How to create a permutation in c++ using STL for number of places lower than the total length

Question

I have a c++ vector with std::pair<unsigned long, unsigned long> objects. I am trying to generate permutations of the objects of the vector using std::next_permutation(). However, I want the permutations to be of a given size, you know, similar to the permutations function in python where the size of the expected returned permutation is specified.

Basically, the c++ equivalent of

import itertools

list = [1,2,3,4,5,6,7]
for permutation in itertools.permutations(list, 3):
    print(permutation)

Python Demo

(1, 2, 3)                                                                                                                                                                            
(1, 2, 4)                                                                                                                                                                            
(1, 2, 5)                                                                                                                                                                            
(1, 2, 6)                                                                                                                                                                            
(1, 2, 7)                                                                                                                                                                            
(1, 3, 2)
(1, 3, 4)
..
(7, 5, 4)                                                                                                                                                                            
(7, 5, 6)                                                                                                                                                                            
(7, 6, 1)                                                                                                                                                                            
(7, 6, 2)                                                                                                                                                                            
(7, 6, 3)                                                                                                                                                                            
(7, 6, 4)                                                                                                                                                                            
(7, 6, 5) 

Answer 1

You might use 2 loops:

• Take each n-tuple
• iterate over permutations of that n-tuple

template <typename F, typename T>
void permutation(F f, std::vector<T> v, std::size_t n)
{
    std::vector<bool> bs(v.size() - n, false);
    bs.resize(v.size(), true);
    std::sort(v.begin(), v.end());

    do {
        std::vector<T> sub;
        for (std::size_t i = 0; i != bs.size(); ++i) {
            if (bs[i]) {
                sub.push_back(v[i]);
            }
        }
        do {
            f(sub);
        }
        while (std::next_permutation(sub.begin(), sub.end()));
    } while (std::next_permutation(bs.begin(), bs.end()));
}

Demo

Answer 2

If efficiency is not the primary concern, we can iterate over all permutations and skip those that differ on a suffix selecting only each (N - k)!-th one. For example, for N = 4, k = 2, we have permutations:

12 34 <
12 43
13 24 <
13 42
14 23 <
14 32
21 34 <
21 43
23 14 <
23 41
24 13 <
24 31
...

where I inserted a space for clarity and marked each (N-k)! = 2! = 2-nd permutation with <.
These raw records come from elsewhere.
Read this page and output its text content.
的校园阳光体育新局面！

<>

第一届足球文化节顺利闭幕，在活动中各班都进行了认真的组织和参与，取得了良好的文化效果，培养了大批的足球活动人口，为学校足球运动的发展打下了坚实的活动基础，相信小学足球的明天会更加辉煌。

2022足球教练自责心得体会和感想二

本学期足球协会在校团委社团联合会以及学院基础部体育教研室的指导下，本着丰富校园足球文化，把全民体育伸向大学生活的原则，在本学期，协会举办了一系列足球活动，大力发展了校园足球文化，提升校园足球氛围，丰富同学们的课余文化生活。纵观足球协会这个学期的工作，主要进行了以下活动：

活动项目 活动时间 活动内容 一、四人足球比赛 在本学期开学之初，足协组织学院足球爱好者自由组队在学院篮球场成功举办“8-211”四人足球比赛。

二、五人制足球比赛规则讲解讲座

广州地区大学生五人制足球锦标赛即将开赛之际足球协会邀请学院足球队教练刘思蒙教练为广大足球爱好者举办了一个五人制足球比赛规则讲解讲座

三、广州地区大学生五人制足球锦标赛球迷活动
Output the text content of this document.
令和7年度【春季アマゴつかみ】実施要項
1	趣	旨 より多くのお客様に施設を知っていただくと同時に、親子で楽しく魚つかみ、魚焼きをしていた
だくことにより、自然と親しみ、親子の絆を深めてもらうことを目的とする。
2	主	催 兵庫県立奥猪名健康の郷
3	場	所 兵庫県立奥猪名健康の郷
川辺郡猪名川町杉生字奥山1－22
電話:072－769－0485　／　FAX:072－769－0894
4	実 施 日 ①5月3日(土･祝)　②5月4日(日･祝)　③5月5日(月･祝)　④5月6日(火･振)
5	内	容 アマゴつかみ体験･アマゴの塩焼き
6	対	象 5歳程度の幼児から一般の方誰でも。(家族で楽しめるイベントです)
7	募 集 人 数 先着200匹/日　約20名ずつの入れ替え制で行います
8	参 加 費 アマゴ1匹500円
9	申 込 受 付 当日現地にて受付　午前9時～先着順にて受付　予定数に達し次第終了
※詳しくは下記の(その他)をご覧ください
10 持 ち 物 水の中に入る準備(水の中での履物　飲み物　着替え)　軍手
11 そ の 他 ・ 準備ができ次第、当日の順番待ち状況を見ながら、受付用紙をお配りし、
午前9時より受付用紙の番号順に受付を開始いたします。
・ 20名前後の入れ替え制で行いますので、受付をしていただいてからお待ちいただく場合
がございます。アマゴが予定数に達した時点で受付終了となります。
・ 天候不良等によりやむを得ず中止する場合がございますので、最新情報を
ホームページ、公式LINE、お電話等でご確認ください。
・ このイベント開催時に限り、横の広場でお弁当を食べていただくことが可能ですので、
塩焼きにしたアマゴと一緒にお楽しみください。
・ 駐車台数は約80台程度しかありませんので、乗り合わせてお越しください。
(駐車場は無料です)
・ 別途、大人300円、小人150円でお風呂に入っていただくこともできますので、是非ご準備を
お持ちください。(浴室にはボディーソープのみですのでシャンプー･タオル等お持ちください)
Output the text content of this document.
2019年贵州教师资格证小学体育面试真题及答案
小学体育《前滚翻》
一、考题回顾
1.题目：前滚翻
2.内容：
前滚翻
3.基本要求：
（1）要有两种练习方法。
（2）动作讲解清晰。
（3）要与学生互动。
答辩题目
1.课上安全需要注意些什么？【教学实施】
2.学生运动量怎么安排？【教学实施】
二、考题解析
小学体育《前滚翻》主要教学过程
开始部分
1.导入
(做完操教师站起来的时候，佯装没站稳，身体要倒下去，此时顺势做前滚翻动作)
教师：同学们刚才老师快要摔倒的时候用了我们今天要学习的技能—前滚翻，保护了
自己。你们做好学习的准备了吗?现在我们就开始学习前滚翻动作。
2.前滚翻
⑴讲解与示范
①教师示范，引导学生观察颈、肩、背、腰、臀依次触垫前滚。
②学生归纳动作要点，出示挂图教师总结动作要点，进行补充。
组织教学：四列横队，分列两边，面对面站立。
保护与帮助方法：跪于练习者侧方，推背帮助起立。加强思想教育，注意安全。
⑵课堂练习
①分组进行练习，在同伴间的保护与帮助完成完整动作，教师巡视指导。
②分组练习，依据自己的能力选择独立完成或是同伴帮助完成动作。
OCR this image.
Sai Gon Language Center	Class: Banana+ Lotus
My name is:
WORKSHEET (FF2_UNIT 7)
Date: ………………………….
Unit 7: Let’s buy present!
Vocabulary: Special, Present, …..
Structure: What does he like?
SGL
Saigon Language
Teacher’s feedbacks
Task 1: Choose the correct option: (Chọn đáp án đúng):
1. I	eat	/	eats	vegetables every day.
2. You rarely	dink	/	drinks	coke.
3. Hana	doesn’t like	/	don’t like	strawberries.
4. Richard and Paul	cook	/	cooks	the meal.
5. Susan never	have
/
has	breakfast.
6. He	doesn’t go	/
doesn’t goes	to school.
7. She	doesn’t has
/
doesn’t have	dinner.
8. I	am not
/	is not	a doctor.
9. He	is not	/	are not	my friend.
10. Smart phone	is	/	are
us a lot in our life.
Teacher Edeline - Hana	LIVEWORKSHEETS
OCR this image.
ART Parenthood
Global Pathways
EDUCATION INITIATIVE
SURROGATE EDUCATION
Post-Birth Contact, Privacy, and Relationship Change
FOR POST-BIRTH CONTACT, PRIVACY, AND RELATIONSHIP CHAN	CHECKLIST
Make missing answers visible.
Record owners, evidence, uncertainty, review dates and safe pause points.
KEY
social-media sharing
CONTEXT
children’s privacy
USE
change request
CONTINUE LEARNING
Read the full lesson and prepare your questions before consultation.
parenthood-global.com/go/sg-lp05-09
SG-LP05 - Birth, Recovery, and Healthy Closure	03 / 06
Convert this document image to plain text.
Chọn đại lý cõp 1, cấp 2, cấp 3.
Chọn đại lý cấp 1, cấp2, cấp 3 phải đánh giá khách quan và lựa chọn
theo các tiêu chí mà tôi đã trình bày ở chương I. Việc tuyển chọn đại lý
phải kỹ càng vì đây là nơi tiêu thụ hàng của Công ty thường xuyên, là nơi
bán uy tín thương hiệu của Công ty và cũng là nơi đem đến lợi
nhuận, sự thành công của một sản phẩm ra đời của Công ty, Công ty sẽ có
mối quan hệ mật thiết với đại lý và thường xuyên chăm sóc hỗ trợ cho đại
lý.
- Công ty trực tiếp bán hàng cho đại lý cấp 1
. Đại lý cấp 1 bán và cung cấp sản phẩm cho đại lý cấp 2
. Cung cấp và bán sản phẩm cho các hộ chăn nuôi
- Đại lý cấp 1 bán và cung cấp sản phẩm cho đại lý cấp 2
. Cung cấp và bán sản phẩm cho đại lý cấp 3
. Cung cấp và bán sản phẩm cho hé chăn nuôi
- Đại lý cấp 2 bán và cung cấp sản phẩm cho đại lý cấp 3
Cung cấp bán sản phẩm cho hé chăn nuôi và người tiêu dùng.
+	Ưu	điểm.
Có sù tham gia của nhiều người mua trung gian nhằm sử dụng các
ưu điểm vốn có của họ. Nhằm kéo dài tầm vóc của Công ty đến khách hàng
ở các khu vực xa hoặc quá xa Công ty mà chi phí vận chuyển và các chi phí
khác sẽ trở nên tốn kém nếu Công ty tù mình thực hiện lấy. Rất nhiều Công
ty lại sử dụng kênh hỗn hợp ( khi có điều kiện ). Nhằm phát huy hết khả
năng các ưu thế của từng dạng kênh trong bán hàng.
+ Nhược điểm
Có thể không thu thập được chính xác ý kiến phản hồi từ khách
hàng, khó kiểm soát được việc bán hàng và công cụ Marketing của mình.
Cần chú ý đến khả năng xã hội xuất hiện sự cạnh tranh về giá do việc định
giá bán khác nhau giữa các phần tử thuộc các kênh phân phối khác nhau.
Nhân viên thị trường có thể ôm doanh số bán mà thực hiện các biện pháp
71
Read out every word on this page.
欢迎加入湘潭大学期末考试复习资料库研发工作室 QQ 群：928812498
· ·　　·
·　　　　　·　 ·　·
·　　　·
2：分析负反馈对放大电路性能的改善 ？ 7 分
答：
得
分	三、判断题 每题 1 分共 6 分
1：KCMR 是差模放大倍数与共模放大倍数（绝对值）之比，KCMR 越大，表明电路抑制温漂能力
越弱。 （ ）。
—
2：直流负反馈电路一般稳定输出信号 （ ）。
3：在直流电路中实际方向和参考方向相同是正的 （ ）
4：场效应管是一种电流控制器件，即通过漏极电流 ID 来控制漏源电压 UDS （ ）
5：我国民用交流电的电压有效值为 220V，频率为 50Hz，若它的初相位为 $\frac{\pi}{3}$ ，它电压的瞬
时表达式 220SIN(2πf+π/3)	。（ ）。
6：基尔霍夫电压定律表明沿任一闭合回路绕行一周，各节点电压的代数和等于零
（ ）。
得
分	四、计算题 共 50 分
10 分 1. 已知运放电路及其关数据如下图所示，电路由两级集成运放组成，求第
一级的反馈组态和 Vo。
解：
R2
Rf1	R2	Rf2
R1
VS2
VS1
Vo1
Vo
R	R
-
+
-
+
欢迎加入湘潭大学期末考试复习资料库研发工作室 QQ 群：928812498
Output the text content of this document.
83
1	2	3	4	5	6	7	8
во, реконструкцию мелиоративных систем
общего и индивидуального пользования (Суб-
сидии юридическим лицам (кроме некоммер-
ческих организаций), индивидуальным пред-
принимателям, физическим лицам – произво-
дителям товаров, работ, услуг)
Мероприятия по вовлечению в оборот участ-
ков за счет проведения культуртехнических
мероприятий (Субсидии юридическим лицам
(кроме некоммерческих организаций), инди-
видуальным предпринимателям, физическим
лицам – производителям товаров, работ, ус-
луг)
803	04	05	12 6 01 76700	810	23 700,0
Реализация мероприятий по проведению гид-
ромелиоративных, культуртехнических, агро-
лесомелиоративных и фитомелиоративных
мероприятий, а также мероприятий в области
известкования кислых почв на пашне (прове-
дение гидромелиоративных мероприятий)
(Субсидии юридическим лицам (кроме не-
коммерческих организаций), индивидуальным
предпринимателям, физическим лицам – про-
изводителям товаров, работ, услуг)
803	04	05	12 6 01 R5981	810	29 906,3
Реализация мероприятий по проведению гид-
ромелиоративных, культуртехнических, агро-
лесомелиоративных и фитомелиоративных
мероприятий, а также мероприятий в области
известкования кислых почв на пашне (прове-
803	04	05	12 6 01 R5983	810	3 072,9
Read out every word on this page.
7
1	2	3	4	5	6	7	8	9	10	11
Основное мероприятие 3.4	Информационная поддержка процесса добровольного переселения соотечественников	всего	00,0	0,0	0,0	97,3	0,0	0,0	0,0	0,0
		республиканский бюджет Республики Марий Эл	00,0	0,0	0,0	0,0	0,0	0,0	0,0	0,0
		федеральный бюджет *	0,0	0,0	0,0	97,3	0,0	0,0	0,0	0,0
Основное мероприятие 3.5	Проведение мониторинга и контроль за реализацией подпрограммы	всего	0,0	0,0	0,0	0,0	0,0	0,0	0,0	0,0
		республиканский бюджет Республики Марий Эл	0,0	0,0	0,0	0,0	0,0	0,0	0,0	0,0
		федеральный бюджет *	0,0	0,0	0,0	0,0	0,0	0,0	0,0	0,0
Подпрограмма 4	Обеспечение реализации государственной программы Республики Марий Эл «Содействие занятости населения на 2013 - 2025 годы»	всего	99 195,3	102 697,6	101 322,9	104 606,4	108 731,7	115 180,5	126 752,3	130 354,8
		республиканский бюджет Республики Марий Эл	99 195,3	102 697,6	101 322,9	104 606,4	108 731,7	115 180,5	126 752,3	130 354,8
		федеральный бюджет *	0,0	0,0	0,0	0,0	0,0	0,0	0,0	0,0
std::size_t fact(std::size_t n) {
    std::size_t f = 1;
    while (n > 0)
        f *= n--;
    return f;
}

template<class It, class Fn>
void generate_permutations(It first, It last, std::size_t k, Fn fn) {
    assert(std::is_sorted(first, last));

    const std::size_t size = static_cast<std::size_t>(last - first);
    assert(k <= size);

    const std::size_t m = fact(size - k);
    std::size_t i = 0;
    do {
        if (i++ == 0)
            fn(first, first + k);
        i %= m;
    }
    while (std::next_permutation(first, last));
}

int main() {
    std::vector<int> vec{1, 2, 3, 4};
    generate_permutations(vec.begin(), vec.end(), 2, [](auto first, auto last) {
        for (; first != last; ++first)
            std::cout << *first;
        std::cout << ' ';
    });
}

Output:

12 13 14 21 23 24 31 32 34 41 42 43

Answer 3

Here is a an efficient algorithm that doesn't use std::next_permutation directly, but makes use of the work horses of that function. That is, std::swap and std::reverse. As a plus, it's in lexicographical order.

#include <iostream>
#include <vector>
#include <algorithm>

void nextPartialPerm(std::vector<int> &z, int n1, int m1) {

    int p1 = m1 + 1;

    while (p1 <= n1 && z[m1] >= z[p1])
        ++p1;

    if (p1 <= n1) {
        std::swap(z[p1], z[m1]);
    } else {
        std::reverse(z.begin() + m1 + 1, z.end());
        p1 = m1;

        while (z[p1 + 1] <= z[p1])
            --p1;

        int p2 = n1;

        while (z[p2] <= z[p1])
            --p2;

        std::swap(z[p1], z[p2]);
        std::reverse(z.begin() + p1 + 1, z.end());
    }
}

And calling it we have:

int main() {
    std::vector<int> z = {1, 2, 3, 4, 5, 6, 7};
    int m = 3;
    int n = z.size();

    const int nMinusK = n - m;
    int numPerms = 1;

    for (int i = n; i > nMinusK; --i)
        numPerms *= i;

    --numPerms;

    for (int i = 0; i < numPerms; ++i) {
        for (int j = 0; j < m; ++j)
            std::cout << z[j] << ' ';

        std::cout << std::endl;
        nextPartialPerm(z, n - 1, m - 1);
    }

    // Print last permutation
    for (int j = 0; j < m; ++j)
            std::cout << z[j] << ' ';

    std::cout << std::endl;

    return 0;
}

Here is the output:

1 2 3 
1 2 4 
1 2 5 
1 2 6 
1 2 7
.
.
.
7 5 6 
7 6 1 
7 6 2 
7 6 3 
7 6 4 
7 6 5

Here is runnable code from ideone

Answer 4

Turning Joseph Wood answer with iterator interface, you might have a method similar to std::next_permutation:

template <typename IT>
bool next_partial_permutation(IT beg, IT mid, IT end) {
    if (beg == mid) { return false; }
    if (mid == end) { return std::next_permutation(beg, end); }

    auto p1 = mid;

    while (p1 != end && !(*(mid - 1) < *p1))
        ++p1;

    if (p1 != end) {
        std::swap(*p1, *(mid - 1));
        return true;
    } else {
        std::reverse(mid, end);
        auto p3 = std::make_reverse_iterator(mid);

        while (p3 != std::make_reverse_iterator(beg) && !(*p3 < *(p3 - 1)))
            ++p3;

        if (p3 == std::make_reverse_iterator(beg)) {
            std::reverse(beg, end);
            return false;
        }

        auto p2 = end - 1;

        while (!(*p3 < *p2))
            --p2;

        std::swap(*p3, *p2);
        std::reverse(p3.base(), end);
        return true;
    }
}

Demo

Answer 5

This is my solution after some thought

#include <algorithm>
#include <iostream>
#include <set>
#include <vector>

int main() {
    std::vector<int> job_list;
    std::set<std::vector<int>> permutations;
    for (unsigned long i = 0; i < 7; i++) {
        int job;
        std::cin >> job;
        job_list.push_back(job);
    }
    std::sort(job_list.begin(), job_list.end());
    std::vector<int> original_permutation = job_list;
    do {
        std::next_permutation(job_list.begin(), job_list.end());
        permutations.insert(std::vector<int>(job_list.begin(), job_list.begin() + 3));
    } while (job_list != original_permutation);

    for (auto& permutation : permutations) {
        for (auto& pair : permutation) {
            std::cout << pair << " ";
        }
        std::endl(std::cout);
    }

    return 0;
}

Please comment your thoughts